イギリス 1984
監督 マイケル・ラドフォード
原作 ジョージ・オーウェル
1949年に発表された、ディストピアSFの嚆矢とも言われるオーウェルの小説を映画化した作品。
1956年に一度映画化されてるんですが、そちらは未見。
どっちかというと1956年度版のほうが評価は高いみたいですね。
はたしてこの作品をリメイクと呼んでいいのかどうか、調べた限りでは不明。
本作の場合、小説の舞台となる1984年に合わせて映画を公開することで観客の興味をひきたかった、ってのも少なからずあったようで。
さて、それは成功したのかどうか、うーん、スベったんじゃねえか?という気がしなくもありません。
なんせ原作は東西冷戦が形をなしていく50年代、爆発的に売れ、オーウェリアンという言葉まで生み出し、アメリカじゃ反共主義のバイブルとまで言われた一作らしいですから。
そういう作品を映像化するのって、やっぱりハードルが高いでしょうしね。
で、肝心の内容なんですが、今の感覚ではディストピアSFというより、ガタカ(1997)や未来世紀ブラジル(1985)あたりの雛形のようにも感じられましたね。
全体主義にどっぷり染まった管理社会をシニカルかつ生真面目に描いている、といった印象。
物語の舞台となる架空の1984年の世界では、3つの大国、オセアニア、ユーラシア、イースタシアによって分割統治されており、思想・言語・恋愛などあらゆる市民生活が徹底的に統制、テレスクリーンと呼ばれる双方向テレビによって常に市民は当局に管理されている状態でして。

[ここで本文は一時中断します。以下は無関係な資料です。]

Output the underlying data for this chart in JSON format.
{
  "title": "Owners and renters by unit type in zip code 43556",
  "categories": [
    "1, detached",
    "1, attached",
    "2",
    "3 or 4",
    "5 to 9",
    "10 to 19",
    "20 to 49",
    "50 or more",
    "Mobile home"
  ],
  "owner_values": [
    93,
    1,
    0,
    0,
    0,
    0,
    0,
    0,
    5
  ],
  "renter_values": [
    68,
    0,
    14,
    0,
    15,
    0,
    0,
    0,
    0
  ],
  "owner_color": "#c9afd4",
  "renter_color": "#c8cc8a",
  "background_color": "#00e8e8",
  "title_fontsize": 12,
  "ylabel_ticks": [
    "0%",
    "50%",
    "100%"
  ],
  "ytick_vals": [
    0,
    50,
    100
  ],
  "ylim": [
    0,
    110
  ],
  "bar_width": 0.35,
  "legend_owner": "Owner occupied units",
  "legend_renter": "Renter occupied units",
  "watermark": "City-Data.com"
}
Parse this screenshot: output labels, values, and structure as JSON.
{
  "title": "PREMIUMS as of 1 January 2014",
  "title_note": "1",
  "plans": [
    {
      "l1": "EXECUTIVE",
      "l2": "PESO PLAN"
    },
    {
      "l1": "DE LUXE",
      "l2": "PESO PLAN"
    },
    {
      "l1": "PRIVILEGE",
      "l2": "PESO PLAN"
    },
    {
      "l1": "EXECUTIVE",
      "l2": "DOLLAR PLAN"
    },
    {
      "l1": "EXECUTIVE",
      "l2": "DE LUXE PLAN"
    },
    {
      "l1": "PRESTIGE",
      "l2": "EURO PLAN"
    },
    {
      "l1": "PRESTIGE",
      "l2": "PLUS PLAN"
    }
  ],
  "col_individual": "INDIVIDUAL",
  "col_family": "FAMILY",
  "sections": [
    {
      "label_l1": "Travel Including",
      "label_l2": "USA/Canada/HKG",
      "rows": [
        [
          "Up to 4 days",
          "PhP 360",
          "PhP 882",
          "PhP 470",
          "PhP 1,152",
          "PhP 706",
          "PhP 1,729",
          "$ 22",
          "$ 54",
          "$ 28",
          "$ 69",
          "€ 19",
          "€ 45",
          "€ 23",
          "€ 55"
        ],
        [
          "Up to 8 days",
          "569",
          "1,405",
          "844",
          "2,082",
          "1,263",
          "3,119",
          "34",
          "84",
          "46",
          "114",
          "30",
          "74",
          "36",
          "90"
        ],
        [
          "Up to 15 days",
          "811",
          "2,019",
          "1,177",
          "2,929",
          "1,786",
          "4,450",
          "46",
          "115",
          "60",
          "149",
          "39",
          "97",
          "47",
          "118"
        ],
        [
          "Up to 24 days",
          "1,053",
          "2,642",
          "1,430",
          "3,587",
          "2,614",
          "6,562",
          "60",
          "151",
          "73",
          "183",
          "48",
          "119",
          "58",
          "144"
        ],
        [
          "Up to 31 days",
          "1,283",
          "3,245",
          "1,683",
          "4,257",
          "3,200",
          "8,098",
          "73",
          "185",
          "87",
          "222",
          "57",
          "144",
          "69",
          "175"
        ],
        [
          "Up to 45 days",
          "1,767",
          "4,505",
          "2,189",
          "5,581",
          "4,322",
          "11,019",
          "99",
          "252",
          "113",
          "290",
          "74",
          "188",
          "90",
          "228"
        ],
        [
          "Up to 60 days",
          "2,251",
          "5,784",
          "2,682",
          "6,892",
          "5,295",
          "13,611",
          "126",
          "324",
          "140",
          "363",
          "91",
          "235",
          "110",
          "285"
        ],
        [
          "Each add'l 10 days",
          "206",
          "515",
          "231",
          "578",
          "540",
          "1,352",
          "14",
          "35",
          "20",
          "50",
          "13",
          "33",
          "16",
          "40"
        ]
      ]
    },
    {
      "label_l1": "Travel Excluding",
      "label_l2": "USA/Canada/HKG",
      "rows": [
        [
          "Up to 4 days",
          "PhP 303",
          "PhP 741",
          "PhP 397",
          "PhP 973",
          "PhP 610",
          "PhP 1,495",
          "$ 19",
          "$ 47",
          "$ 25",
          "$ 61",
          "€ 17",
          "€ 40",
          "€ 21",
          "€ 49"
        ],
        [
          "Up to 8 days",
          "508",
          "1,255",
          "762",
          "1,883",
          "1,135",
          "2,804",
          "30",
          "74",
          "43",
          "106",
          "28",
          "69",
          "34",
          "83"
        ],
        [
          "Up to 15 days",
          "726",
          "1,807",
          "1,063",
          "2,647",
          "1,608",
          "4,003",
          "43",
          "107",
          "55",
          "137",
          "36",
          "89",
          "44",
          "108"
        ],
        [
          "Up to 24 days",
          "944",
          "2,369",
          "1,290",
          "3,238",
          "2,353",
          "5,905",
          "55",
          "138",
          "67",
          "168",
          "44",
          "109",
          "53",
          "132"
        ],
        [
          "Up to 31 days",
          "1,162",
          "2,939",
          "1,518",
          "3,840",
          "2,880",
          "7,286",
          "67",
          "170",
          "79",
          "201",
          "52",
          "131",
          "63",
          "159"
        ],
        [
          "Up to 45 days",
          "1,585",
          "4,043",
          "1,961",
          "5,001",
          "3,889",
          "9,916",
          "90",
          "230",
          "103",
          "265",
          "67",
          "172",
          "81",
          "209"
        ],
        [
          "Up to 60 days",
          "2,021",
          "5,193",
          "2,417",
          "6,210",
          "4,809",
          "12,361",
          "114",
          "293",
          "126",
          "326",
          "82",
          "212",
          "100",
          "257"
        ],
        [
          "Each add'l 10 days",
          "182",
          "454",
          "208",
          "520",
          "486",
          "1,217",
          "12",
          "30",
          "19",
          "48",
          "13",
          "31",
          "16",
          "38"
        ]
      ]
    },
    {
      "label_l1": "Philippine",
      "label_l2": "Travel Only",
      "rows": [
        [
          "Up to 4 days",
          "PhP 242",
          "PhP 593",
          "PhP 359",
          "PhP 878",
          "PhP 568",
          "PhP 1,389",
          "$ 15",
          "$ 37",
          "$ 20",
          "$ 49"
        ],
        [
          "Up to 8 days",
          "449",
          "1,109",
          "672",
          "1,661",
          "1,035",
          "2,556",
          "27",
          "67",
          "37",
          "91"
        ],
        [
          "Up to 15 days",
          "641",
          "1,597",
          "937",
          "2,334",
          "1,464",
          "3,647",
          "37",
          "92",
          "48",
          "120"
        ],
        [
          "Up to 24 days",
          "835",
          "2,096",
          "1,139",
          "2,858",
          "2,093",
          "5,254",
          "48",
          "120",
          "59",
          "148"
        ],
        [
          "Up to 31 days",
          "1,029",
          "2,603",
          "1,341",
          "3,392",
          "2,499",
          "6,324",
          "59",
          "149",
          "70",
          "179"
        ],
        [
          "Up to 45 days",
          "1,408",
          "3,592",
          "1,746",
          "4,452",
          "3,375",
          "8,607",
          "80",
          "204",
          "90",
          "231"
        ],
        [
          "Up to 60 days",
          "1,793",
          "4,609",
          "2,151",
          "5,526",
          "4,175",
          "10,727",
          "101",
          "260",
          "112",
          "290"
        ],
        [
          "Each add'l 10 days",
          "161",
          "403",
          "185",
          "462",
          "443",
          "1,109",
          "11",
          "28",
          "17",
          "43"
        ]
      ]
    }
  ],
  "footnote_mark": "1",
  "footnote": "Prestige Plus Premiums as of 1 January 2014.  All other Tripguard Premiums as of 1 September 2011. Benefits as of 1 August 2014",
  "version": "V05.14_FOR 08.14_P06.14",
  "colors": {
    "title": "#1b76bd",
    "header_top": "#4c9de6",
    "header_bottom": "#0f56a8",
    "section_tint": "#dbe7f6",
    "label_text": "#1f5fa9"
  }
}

主人公は真理省の役人として日々歴史記録の改竄作業に務める中年男性スミス。
そんなスミス、なにをとち狂ったのかある日、同僚の女性と恋に落ちてしまう。
まあ、うまくいくはずがありません。
すぐにバレます。
んで、バレた結果、どうなったのかがストーリーの着地点。
きな臭さを増している昨今の世界情勢下において、この物語が暗示する救われなさは決して70年前に執筆された古臭さを匂わせるものではありません。
それは間違いない。
一歩間違えたらまたこんな恐怖政治な世界がやってくるんじゃないか、といった怖さは、今だからこそ身近なものとして通用する気がしなくもないです。
そういう意味では時代を超えてピントがずれてないと言えるでしょう。
ただね、映画そのものの出来があんまり芳しくないんですよね。
悪くいうならただひたすらどよーん、と暗いだけ。
落差がないし、メリハリもない。
例えば主人公が恋に落ちた場面とか、すべてをかなぐり捨てる勢いでこの世の春を演出しなきゃいけないと思うんですよ。
それでこそラストシーンの衝撃も色を失うというもの。
凄絶な洗脳教育シーンとか、集会のシーンとか、見せ場はいくつかあるんですが、暗い物語だから全体的なトーンも暗くしときゃいい、ってのはやっぱり安直だよなあ、と。
あくまで想像ですけど、原作に忠実であろう、としすぎたのかもしれません。
1984という有名な小説がどういう物語であったのか、それを113分で知るには恰好かもしれませんが、映画単独で評価する分には決しておすすめとは言い難い、そんな1作でしたね。
オーウェルという作家の凄みはとりあえず伝わってくる、それが唯一の収穫だったかもしれません。